“The fight was fair,” she said calmly, “and also mutual.”

Her brother regarded her fixedly, then he spoke. “Though what there is to be gained in thus setting yourself in opposition to my repeatedly expressed wishes I do not”—all at once two steely points seemed to leap into the blue intensity of his gaze—“unless—in Heaven’s name, Harriet, is it possible that you mean to—”

“Mean to what?” she repeated. Harriet was meeting his eyes with a look as unflinching as his. She seemed unconsciously to have drawn herself to her full, superb height, but she had grown white as her gown.

He suddenly resumed his usual manner. “Take the child on to bed,” he said, glancing at Alexina standing startled, looking from one to the other. “This is no time to have the matter out.”

“I agree with you quite,” said his sister, and held out a hand to the girl. Alexina took it quickly, impulsively, and held to it as they went up the garlanded stairway, which suddenly looked tawdry and garish.
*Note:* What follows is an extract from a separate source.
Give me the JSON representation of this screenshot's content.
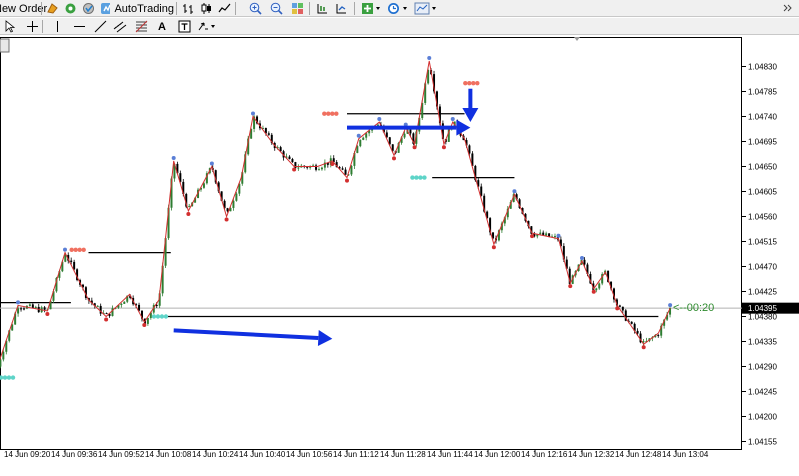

In the hall above the girl lifted Harriet’s hand and put her cheek against it, then almost ran in at her own door.


CHAPTER THREE

The Blairs met about the breakfast table next morning at the usual time; a matter of four hours for sleep instead of eight would have been insufficient excuse to Austen for further upsetting of routine; and there was none of the chit-chat that would seem natural on a morning following the giving of a large social affair.

Aunt Harriet was dumb and Uncle Austen tense, or so it seemed to the third and youngest Blair about the board. She had been conscious of sharp interchange checked as she entered. Uncle Austen even forgot to look up at her interrogatively as she came in, though she was a moment late.